As with any new technology, brands have been quick to explore opportunities to promote their products and engage with consumers in an entirely new way, with sports teams leading the way, as they so often do.
Now we are starting to see applications of VR in motorsport emerge, demonstrating the innate potential that motor racing offers for this new technology.
Bringing motorsport to the fans
With the majority of motorsports fans not able to afford to travel the world to attend race events, VR offers the opportunity to feel as though you are right there in the thick of the action.
Furthermore, fans won’t just be restricted to picking a spectator spot alongside the circuit – they could chose to sit on the apex of a corner or even in the middle of the track, with cars flying past within touching distance.
This is a unique and immersive experience that no other technology can offer, and one that change how fans consume motorsport from their homes. As such, sponsors and technical partners will be eager to adopt VR to increase their exposure and drive greater consumer engagement.
Innovative series lead the way
FIA Formula E has been one of the earliest adopters of VR in motorsport, reinforcing the series’ dedication to innovation and fan engagement
Fans of the all-electric racing series are able to watch computer-generated recreations of races in VR from the perspective of any of the 18 drivers or from a number of virtual camera locations around each racing circuit. However, fans won’t be constrained to single locations, they’re also able to explore the paddock and freely roam around the virtual reconstruction of each track at no charge.
Formula E eventually wants to allow fans to watch races in VR in real time in the near future, providing them with truly unique experiences that even those at the highest echelons of global motorsport are not able to gain access.
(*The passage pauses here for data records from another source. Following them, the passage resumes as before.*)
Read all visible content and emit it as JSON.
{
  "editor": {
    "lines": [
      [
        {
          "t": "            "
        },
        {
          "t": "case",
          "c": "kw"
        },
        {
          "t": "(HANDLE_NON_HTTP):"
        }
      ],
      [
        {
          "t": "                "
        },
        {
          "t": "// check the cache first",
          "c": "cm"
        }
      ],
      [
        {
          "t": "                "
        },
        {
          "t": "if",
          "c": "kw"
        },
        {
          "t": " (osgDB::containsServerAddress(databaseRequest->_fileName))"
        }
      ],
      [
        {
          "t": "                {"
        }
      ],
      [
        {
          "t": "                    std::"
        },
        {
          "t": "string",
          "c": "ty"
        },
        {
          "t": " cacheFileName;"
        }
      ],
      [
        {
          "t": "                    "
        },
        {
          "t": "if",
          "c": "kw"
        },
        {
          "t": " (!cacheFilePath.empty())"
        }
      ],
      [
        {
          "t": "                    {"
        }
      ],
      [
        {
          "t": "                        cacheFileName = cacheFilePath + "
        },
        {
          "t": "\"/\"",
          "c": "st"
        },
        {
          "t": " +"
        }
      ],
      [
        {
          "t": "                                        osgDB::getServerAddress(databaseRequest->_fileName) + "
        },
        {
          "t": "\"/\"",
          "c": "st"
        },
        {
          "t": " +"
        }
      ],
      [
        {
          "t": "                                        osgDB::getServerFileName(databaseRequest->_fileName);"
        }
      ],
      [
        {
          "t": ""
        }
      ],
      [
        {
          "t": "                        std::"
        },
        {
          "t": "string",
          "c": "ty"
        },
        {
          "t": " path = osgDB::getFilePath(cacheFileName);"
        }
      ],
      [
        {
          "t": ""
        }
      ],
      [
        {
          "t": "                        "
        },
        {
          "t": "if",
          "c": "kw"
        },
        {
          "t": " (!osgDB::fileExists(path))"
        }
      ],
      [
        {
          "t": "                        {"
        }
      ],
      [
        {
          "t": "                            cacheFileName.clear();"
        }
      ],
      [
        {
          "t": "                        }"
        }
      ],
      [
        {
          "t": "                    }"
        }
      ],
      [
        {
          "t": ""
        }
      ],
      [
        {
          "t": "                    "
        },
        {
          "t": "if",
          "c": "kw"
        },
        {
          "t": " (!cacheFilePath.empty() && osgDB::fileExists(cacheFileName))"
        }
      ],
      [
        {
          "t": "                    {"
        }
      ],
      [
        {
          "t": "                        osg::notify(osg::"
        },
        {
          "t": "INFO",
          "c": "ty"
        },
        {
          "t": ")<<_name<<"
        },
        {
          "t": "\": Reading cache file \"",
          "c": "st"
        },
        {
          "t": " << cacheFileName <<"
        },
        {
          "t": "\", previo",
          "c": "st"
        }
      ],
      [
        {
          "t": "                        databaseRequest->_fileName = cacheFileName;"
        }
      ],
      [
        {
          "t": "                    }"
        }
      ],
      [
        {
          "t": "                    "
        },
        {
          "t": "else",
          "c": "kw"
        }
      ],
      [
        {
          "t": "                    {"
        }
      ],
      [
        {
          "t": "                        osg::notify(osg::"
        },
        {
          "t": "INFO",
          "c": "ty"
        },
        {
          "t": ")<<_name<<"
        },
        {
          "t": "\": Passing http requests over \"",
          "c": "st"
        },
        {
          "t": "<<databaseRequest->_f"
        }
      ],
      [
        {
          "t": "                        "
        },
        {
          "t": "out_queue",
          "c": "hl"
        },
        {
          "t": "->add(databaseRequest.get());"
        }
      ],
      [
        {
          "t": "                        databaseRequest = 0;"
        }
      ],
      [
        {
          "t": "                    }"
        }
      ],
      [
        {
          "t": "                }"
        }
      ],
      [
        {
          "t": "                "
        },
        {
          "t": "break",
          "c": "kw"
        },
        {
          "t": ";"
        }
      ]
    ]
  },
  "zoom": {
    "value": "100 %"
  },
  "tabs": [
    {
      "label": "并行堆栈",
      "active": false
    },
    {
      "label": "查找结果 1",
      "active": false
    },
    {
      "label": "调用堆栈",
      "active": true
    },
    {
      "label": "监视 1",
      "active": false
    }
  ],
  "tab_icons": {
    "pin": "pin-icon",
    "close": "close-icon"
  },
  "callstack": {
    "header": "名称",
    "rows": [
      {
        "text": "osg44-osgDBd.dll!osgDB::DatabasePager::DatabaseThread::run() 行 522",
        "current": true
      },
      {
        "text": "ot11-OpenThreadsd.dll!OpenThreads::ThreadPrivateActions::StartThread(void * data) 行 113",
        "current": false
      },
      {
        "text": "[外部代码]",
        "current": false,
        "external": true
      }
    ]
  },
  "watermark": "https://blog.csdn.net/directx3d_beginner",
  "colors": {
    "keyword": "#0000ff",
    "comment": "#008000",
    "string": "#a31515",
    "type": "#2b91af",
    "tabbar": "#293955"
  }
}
This is a huge innovation that brings real value to fans’ viewing experiences and grows their affinity for the series at a time when more established motorsport categories, such as Formula 1, are making it harder and more expensive for fans to watch live racing.
Of course, with the average full-VR headset costing around £350, it will be some time before the technology becomes truly mainstream. However, some current generation smartphones already offer functionality and this is a trend that is set to continue in coming years, making virtual reality more affordable.
With so many companies already investing in hardware and programs, we have already seen a wealth of brands creating new engagement experiences in the past year, and we can expect this trend to grow exponentially in 2016.
Motorsport could be ultimate theatre for VR owing to its global following of dedicated fans who feel the need for speed. Expect to see a flurry of new VR initiatives in the next 12 months as VR adoption continues to grow and offers a greater return for sponsors.